After this, he would send letters to their families and acknowledge their sacrifice. He recalls the words of one of the martyr’s fathers, who said, “So what if my son died, my country is alive,” which filled him with patriotism.
“Soldiers used to write letters to their families about their wellbeing from the frontline, and at times the letters would reach after the dead body of the soldiers. It was double the pain for their families, and so I thought I would continue to write letters to fill the vacuum,” he smiles.
Since the Kargil War, Singh has written over 4,500 letters to the families of martyrs, expressing his gratitude for their service. His heart-warming letters come with a sketch of a small flag of India and usually end with a self-composed poem celebrating the deceased soldier.
“They treat me like their son. They respond to my letters and call me to meet them. If I can’t be a soldier, at least I can be someone to pay tribute to the ones who gave up their life for the nation,” he says.
Paying a heavy price
A security guard for over 17 years, Singh had changed seven uniforms and two cycles to commute from his one-room rented house in Surat to his place of work. When he started writing letters, a postcard would cost him 15 paise and would use flour glue to stick the newspaper cuttings that he would collect from the railway tracks onto his letters.
“At present, one letter costs me `9 and 50 paise. I used to do two shifts as a guard so would spend one salary on my family expenses and with one salary I would buy postcards and stationery to keep the data and write letters,” he says.
Singh’s decision to write letters has taken away everything from him his health, family and youth but not his determination. With a salary of ` 10,400, he faces financial constraints as well as the responsibility of a school-going son with whom he does not share a strong emotional bond.
This comes alongside his deteriorating eyesight, a result of writing in dimly lit places, but it has not once deterred him from buying postcards and writing to the families.
“I buy postcards every month. A few years ago, when the government increased the price of the postcard, I wrote many letters to the then Prime Minister but no one responded. Although the prices came down to 50 paise,” Singh recalls, further sharing that even the lockdown and pandemic has not stopped him from keeping in touch with those soldiers’ families via phone calls.
A civilian soldier
Growing up in Bharatpur, Singh was surrounded by various families that had generations of soldiers who sacrificed their lives at the frontlines of war. He now takes great pride in writing letters and organising Kargil Vijay Diwas in his village, which he has been doing since 2000.

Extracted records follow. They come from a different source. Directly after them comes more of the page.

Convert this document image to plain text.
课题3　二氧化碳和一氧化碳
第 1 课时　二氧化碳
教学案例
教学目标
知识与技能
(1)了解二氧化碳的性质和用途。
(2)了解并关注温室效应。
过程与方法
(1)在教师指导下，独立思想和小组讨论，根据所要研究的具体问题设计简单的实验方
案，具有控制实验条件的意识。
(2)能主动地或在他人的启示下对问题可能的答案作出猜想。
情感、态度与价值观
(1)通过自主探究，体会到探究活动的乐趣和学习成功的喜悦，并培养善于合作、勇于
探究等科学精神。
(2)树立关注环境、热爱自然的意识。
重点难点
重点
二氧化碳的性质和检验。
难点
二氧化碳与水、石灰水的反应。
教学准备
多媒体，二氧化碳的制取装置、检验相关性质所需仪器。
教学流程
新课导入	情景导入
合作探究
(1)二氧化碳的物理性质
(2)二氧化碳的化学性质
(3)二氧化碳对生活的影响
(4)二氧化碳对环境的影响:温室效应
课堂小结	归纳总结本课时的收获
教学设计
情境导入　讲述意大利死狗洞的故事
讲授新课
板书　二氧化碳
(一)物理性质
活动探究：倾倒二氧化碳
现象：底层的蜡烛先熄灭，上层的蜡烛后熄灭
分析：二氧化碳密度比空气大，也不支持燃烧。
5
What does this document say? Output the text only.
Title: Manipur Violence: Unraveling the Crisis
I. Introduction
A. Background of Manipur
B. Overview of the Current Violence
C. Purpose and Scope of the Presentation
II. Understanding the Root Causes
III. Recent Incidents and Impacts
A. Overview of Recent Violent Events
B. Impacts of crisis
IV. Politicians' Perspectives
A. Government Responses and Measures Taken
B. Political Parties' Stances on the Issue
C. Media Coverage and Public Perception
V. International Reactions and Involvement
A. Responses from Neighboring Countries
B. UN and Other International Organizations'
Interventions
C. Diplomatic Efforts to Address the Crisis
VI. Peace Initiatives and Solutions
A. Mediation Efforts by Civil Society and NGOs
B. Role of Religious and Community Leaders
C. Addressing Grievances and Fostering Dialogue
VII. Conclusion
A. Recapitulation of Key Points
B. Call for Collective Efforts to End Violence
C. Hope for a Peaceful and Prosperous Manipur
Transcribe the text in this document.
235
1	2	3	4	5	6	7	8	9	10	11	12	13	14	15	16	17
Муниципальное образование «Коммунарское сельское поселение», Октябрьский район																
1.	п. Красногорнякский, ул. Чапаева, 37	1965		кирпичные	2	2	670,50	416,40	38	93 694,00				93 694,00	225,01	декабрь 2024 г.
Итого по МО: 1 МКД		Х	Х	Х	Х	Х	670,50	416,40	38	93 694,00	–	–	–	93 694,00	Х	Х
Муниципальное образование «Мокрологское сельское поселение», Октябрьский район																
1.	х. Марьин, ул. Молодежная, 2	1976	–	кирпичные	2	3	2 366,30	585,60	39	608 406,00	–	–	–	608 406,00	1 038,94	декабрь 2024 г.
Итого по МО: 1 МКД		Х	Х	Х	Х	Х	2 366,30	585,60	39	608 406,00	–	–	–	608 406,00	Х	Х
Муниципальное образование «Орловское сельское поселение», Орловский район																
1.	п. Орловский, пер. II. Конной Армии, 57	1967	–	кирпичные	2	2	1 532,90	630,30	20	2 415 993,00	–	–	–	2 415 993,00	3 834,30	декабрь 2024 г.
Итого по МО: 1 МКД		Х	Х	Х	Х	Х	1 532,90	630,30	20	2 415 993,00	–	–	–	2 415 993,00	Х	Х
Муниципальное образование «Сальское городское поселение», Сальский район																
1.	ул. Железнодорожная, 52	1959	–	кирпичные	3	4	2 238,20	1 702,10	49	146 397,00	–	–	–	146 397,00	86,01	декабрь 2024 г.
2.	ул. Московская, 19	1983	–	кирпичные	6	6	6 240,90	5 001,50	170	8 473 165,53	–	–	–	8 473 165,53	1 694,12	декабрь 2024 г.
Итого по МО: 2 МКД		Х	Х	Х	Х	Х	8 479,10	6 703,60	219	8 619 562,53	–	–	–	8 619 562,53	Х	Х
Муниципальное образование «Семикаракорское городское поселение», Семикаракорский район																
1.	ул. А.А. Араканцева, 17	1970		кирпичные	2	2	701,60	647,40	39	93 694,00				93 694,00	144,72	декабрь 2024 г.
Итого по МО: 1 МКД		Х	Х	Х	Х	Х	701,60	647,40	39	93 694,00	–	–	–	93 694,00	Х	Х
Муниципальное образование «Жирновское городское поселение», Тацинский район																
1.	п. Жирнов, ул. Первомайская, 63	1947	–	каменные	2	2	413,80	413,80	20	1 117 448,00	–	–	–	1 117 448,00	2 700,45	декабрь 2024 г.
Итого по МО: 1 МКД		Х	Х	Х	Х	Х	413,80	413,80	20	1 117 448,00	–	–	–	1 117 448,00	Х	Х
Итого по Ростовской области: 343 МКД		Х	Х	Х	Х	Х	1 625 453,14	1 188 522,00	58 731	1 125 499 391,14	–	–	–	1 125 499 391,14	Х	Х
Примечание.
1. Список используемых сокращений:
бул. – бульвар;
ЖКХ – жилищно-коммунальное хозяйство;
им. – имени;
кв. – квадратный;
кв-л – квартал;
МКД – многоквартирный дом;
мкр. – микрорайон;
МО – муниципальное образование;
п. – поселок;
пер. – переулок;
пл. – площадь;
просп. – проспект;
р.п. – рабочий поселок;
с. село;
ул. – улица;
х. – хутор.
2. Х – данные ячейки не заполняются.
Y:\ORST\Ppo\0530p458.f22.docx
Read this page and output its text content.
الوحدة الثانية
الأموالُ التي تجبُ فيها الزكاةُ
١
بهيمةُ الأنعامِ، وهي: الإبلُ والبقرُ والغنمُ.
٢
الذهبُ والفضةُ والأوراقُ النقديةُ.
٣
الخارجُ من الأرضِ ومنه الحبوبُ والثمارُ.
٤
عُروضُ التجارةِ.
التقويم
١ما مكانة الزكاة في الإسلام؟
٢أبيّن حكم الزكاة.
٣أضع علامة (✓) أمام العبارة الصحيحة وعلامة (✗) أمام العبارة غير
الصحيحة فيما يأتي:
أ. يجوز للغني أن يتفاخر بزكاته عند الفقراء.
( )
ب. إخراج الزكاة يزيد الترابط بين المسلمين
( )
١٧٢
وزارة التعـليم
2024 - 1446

“Initially, no one turned up, but later, when people became aware, they started coming and named that place Kargil Chowk. They now call me Major Sahab,” gushes the civilian soldier. However, the government remains ignorant of his efforts.
“Emotions have no role to play in power. I sometimes think that despite my work, I still don’t have a permanent security guard’s job so I can earn a bit more and buy more postcards,” he rues.
Talking about his future ambitions, Singh says that he wants to build a martyrs’ museum in his village for the next generation to remember their sacrifices. When asked about his moments of joy, he recalls his visit to the martyrs’ families and travelling by plane.
“The airline staff made an announcement about my work and people clapped for me. The pilot called me the nation’s pride; I was in tears. This was the best moment of my life,” Singh smiles, adding that one time, 500 students helped him with 11,000 postcards after seeing him writing letters while working at an IT institute. “The post office didn’t have that many postcards, they printed them on request and sent them to me,” he laughs.